I am not sure how. Pure stubbornness of my grandmother I am sure. It came from her garden. From the bush at the front side of the house.
She used to lean over the porch and watch it. She would direct me where to pinch and where to cut. The love in her voice made it a wonderful activity. Pinch there honey, and cut that off. That Queen of the Hydrangea's will be bigger next year.
I couldn't imagine that it could be bigger than it already was, yet it showed me it could. I went down to my grandmothers every weekend. We would marvel at her green thumb, yet it was me who did all the touching and work. It's as if she sang to them at night, from the porch, and that was all the nourishment they all needed.
And the hydrangeas were the queens of it all. Towering and massive. We used to take pictures of the blossoms in our hands, laughing and smiling at how majestic they were. They were as big as your head,
she would say!
Today, for the first time since she has passed away, I have taken pictures of my own little bush. My own little hydrangea. The first I have dared grow on my own.

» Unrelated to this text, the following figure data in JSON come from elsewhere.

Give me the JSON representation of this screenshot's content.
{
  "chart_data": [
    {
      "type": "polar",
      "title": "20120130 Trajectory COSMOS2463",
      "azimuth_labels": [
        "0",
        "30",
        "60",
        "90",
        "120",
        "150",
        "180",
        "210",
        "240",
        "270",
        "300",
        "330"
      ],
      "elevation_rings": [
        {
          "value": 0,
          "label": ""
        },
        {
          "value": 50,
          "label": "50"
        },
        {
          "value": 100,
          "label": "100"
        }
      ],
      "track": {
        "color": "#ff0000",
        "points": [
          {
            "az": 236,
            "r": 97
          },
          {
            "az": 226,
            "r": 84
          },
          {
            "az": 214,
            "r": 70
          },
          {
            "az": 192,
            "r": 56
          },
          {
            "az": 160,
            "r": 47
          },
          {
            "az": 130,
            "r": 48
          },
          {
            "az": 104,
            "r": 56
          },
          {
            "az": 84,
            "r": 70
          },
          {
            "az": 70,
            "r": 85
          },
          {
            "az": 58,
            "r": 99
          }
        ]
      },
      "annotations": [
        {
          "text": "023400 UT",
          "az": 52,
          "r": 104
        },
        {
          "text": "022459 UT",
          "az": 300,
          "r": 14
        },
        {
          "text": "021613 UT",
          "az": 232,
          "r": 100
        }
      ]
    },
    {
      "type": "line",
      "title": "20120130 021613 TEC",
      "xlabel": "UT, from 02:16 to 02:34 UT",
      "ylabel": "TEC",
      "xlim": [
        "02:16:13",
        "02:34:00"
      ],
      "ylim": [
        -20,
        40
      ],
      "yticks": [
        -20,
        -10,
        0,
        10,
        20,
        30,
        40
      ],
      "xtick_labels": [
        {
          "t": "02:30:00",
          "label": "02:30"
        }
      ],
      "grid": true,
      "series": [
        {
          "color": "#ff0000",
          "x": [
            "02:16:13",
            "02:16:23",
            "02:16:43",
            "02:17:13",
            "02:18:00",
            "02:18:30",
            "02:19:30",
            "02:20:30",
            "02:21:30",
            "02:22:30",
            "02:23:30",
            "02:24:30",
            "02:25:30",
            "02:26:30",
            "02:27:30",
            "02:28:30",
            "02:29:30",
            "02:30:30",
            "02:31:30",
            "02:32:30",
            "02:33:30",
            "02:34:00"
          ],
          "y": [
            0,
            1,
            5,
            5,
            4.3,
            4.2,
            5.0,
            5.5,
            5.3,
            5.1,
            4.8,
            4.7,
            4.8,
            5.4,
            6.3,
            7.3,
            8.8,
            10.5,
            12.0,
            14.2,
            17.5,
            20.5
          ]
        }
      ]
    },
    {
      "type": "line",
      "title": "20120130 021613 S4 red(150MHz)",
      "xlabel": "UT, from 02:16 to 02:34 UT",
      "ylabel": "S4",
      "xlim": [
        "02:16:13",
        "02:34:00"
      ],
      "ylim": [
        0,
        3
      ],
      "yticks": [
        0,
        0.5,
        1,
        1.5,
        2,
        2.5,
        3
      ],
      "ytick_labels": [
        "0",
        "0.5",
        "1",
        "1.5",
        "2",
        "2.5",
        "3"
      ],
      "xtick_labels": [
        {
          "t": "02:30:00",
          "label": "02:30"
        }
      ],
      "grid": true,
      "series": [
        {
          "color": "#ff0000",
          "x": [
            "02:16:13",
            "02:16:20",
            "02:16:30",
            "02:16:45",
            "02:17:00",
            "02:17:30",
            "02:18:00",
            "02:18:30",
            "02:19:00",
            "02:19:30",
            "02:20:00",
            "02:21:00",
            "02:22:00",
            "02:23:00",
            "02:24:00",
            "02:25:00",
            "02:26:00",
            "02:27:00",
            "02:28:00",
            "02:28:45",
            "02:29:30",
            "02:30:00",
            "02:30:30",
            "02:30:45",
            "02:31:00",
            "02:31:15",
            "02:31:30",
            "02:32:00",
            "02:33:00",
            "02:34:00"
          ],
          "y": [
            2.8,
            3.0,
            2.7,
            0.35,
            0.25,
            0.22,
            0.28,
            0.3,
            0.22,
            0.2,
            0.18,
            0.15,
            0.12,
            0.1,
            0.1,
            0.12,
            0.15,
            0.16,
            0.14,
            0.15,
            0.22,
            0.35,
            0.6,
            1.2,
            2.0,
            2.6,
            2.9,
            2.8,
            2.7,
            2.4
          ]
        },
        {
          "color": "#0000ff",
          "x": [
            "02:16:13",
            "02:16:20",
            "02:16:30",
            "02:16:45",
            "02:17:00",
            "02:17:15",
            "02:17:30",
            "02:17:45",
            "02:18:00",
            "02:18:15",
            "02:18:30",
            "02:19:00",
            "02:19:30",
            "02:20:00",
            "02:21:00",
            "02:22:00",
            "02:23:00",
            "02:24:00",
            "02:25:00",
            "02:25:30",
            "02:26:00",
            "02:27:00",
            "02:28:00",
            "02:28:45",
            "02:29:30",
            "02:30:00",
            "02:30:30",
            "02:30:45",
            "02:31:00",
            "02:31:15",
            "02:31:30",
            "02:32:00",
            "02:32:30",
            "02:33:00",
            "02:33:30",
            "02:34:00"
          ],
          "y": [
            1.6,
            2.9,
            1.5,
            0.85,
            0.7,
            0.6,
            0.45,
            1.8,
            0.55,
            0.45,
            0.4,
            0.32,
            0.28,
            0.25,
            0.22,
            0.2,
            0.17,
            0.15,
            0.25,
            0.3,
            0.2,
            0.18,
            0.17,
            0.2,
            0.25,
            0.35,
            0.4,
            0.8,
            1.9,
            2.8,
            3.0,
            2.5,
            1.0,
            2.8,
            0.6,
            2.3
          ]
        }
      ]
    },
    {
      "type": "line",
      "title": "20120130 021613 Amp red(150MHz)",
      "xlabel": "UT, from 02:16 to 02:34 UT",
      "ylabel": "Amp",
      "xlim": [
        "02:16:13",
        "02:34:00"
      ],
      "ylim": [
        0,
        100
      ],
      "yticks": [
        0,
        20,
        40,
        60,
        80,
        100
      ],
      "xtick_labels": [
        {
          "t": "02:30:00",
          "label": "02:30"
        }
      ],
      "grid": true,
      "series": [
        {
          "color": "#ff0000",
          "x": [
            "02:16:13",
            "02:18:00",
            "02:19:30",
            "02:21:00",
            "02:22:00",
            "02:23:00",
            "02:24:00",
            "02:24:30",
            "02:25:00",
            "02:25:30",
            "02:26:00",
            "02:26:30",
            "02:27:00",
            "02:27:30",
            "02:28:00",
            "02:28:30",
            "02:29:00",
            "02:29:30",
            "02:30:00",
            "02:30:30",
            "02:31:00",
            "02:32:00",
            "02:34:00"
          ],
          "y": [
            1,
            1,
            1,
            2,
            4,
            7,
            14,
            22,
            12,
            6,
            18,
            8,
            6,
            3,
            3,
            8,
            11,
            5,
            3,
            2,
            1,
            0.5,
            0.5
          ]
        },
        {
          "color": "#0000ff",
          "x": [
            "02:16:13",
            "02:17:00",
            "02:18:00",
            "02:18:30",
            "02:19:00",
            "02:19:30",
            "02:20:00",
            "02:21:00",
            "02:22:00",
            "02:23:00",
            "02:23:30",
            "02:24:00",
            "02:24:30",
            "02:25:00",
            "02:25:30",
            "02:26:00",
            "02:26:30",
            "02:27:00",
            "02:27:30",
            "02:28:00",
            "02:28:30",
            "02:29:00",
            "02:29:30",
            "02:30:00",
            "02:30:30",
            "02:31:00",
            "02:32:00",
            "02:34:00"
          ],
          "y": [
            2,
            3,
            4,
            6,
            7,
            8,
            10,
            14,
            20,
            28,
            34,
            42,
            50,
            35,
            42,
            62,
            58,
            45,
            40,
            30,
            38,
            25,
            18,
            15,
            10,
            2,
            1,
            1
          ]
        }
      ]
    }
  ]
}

Today, I held them in my hands and thought of nothing but her. Looking up at my own porch wishing she was standing there with her black hair and wrinkled skin. That pink flower shirt she loved and those
dark rimmed glasses.
I walked in and looked at the dried fragile hydrangea pinned to the curtain on my window. It was the last one I picked before she died. I had a bouquet of them. That was the last. Today, I saw her face on my porch. I felt her love in my hands.
I laughed...they were as big as my head!